Memorias de un desconcierto
lunes, 20 de enero de 2014
La playa
Era lunes por la mañana. Una fría mañana de enero. Un día en que las pistas de esquí andarían a reventar de gente, con colas kilométricas en telesillas y telearrastres, pero no es allí donde me tendríais que ir a buscar. Enfrente al mar paseaba. Un aire gélido encogía mi persona y hacía introducir, más si cabe, mis manos dentro de los bolsillos del abrigo. Un libro, Moby Dick, hacía equilibrios entre mi antebrazo y mi costado. La playa estaba desierta y una máquina de esas que limpian y aplanan la arena era su única ocupante. Ella, yo y las gaviotas. Pero las gaviotas no cuentan, están siempre allí.
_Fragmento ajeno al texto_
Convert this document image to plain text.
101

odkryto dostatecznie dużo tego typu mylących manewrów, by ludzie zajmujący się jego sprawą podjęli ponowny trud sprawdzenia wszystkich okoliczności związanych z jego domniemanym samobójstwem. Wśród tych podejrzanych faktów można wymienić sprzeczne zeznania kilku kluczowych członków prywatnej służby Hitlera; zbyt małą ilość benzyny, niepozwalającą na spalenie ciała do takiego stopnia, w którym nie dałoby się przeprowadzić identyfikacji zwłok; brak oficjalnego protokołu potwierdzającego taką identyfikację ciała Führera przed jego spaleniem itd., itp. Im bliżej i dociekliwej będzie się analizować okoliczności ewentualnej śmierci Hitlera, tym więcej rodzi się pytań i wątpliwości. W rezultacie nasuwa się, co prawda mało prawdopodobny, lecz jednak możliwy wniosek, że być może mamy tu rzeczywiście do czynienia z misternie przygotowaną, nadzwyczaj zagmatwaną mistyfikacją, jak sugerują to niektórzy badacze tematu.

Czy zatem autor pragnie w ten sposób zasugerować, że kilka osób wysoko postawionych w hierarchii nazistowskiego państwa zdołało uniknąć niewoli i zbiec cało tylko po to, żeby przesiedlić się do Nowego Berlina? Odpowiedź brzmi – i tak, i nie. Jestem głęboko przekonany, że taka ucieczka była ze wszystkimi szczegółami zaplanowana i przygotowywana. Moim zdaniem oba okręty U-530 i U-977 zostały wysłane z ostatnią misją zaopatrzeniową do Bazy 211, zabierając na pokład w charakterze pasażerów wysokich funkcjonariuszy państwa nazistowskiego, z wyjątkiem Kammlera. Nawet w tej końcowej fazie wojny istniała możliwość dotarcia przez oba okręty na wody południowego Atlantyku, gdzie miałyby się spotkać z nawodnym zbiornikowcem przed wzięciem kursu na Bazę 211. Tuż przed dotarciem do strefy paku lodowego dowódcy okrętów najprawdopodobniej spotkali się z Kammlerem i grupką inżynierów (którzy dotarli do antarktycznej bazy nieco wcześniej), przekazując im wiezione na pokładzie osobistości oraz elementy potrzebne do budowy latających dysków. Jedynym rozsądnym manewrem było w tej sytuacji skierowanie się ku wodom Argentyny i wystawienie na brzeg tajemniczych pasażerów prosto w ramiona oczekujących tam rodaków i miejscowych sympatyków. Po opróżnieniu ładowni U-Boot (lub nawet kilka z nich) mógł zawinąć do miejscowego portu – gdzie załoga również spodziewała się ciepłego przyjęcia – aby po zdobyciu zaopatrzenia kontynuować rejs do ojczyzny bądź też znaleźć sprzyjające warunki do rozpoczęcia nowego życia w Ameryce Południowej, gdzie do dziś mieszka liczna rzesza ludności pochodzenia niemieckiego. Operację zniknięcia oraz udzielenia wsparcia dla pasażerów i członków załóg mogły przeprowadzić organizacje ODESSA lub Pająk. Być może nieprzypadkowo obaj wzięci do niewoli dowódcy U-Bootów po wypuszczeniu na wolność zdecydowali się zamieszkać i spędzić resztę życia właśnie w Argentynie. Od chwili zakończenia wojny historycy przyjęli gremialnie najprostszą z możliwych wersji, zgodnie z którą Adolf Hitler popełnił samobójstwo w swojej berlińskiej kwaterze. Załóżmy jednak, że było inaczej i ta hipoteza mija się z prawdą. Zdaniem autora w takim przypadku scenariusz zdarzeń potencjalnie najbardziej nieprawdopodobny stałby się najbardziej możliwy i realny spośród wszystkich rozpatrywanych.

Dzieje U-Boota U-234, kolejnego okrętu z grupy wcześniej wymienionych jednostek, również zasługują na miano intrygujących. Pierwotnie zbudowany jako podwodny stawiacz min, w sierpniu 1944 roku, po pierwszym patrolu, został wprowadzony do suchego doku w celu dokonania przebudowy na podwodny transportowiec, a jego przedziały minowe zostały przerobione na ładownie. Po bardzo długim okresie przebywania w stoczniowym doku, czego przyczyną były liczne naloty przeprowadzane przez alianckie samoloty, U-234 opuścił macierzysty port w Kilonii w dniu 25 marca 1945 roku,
Gaviotas que caminaban detrás de la máquina a la espera de cualquier resto de bocadillo, o en su defecto, de cualquier otra cosa que se pudiera comer, saliese de entre las arenas y la máquina descuidase de recoger. Playa sucia de ciudad. Playa de consumo rápido, de aquellas que caminando del trabajo llegas en poco tiempo, o no es playa en la que fotografiarse sonriendo en vacaciones y comentando lo bonita que es y como merece la pena hacerse mil horas de viaje para estar en ella. Playa en donde pasear el perro, correr descalzo, jugar a pelota e irse a tomar una cerveza es tan habitual como el coger el metro, ir a comprar al supermercado y tomarse un café rápido en la pausa del trabajo. Cuentan que una vez allí había hasta barracas. Tal vez fuesen precursoras o embajadoras en el pasado de lo que ahora son espectaculares torres. Cuentan que un día, una máquina similar a la de hoy, pero con otro propósito, derribó las barracas, aduciendo que no era de recibo esas construcciones en una capital moderna. Pasó a mi lado una persona corriendo, o practicando atletismo, o haciendo footing, o, lo más de lo más, running. Y yo seguí caminando. Con mis manos en los bolsillos, con mi libro en equilibrio, con mis pájaros en la cabeza.